Klara Oppenheimer was the daughter of wealthy parents of German and Jewish origin. Her father, who was a rich investor, came to Würzburg and purchased multiple properties, which he later gave to his daughter. At first, it seemed like Klara’s life proceeded as planned. With passing the teachers exam in Aschaffenburg, she obtained the highest possible qualification a woman could get at this time. But her academic career hasn’t come to an end yet. From 1900 on, she can regularly be found as a guest auditor on the registers of the Julius-Maximilians-University. After acquiring her A-Level (Abitur) at the age of 38, she started to study medicine - which was just recently being permitted for women - and finished it with a conferral to a doctorate and her licensure approval.
Commitment to women's rights
The dedication of Klara Oppenheimer was not just limited to her own academic progress. In 1898, she was one of the founders of an association called “Frauenheil” which had the goal to support the higher education and the working capacities for women, that depend on their very own support, through training in cooking, housekeeping and ironing. The truth is, these training courses weren’t limited to the last-mentioned activities, as the request of the medical professor Lehmann shows, who asked for permission at the University-management to conduct a course at the “Frauenheil”-association. Moreover, they founded a legal advice service for women, who wanted to start an academic career. In 1918, Oppenheimer also opened her personal doctor’s office, which makes her the first settled, female doctor in Würzburg.
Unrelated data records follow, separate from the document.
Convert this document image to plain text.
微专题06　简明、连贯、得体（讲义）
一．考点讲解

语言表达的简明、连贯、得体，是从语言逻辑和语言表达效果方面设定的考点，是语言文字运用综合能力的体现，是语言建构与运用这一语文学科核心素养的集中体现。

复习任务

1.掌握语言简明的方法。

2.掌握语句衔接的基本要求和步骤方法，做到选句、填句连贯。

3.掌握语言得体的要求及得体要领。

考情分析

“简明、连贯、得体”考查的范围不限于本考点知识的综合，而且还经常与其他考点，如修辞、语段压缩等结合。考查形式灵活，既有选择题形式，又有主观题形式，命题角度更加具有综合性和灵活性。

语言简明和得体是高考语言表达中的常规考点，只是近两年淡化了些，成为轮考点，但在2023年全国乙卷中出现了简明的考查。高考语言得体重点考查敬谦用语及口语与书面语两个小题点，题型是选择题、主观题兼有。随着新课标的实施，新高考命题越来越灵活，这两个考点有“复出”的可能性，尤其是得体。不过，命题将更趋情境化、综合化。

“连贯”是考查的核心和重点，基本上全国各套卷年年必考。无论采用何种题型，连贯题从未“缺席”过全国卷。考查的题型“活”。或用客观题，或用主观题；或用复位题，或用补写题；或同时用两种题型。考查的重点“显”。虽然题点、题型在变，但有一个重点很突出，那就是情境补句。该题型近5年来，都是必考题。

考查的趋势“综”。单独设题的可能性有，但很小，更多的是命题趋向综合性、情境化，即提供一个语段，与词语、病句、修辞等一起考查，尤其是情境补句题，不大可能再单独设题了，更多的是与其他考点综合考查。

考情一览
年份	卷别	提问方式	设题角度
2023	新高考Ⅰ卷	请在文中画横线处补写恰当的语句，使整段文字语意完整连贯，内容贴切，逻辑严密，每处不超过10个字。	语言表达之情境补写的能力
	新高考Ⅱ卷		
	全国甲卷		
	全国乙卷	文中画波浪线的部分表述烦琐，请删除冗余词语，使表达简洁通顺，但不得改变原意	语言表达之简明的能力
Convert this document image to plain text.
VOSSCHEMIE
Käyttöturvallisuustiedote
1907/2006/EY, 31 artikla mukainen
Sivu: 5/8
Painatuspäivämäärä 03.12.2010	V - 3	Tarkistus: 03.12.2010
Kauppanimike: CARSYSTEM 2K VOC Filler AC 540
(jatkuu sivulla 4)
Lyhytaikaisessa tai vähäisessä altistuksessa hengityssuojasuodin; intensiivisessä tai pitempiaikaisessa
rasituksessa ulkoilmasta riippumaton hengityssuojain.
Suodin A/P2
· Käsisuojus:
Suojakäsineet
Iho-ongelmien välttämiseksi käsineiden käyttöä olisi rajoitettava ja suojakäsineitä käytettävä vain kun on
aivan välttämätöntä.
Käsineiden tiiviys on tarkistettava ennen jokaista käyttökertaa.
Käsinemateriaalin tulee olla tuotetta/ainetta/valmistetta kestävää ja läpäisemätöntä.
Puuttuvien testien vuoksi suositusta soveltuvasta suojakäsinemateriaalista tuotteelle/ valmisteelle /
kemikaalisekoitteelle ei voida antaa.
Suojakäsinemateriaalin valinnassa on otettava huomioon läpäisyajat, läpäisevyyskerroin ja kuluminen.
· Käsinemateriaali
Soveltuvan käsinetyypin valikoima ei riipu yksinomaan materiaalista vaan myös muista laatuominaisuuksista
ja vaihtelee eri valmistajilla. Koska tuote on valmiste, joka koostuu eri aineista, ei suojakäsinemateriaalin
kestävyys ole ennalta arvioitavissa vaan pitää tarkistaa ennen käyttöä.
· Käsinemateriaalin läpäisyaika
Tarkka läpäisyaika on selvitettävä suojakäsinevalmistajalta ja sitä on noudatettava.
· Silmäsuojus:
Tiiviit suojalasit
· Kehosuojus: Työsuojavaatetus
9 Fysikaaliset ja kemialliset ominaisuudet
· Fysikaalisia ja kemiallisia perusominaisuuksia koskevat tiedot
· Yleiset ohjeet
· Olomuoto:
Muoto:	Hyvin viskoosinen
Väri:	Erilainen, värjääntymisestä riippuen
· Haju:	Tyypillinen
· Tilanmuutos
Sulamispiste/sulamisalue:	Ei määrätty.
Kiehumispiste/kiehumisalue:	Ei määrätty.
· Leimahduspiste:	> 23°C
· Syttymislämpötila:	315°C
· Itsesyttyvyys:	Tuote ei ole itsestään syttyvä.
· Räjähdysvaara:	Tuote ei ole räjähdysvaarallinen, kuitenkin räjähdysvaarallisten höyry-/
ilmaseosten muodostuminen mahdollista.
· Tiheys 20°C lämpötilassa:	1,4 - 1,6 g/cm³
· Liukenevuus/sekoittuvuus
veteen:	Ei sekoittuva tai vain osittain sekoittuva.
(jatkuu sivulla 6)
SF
Discrimination and National Socialism
As Oppenheimer was a Jewish woman of the 20th century, that remained unmarried and followed an academic career, political and social tension didn’t hold of. Already as a student, she tried to initiate a disciplinary enquiry against other students at the clinic, who publically shamed her age and origin. It was even worse during the National Socialism: A huge amount of her assets were confiscated by the regime for “safety reasons”, she was being limited in her access to the rest of her money, and even her house was being turned into a “Judenhaus” by the Nazis. Meanwhile, Klara Oppenheimer arranged an illegal doctor’s office for Jewish patients, that were denied medical treatment by Arian doctors, which was shut down by the Gestapo in 1940. On the 23.09.1942 - at the age of 74 - she was deported to the Concentration Camp in Theresienstadt and later died there on the 17.05.1943.
Dettelbacher, Werner: Dr. Klara Oppenheimer – die erste niedergelassene Kinderärztin Würzburg, in: Würzburger medizinhistorische Mitteilungen, Bd. 21 (2002), S. 43-48.
Hessenauer, Heike: Etappen des Frauenstudiums an der Universität Würzburg (1869-1939), Neustadt a. d. Aisch 1998.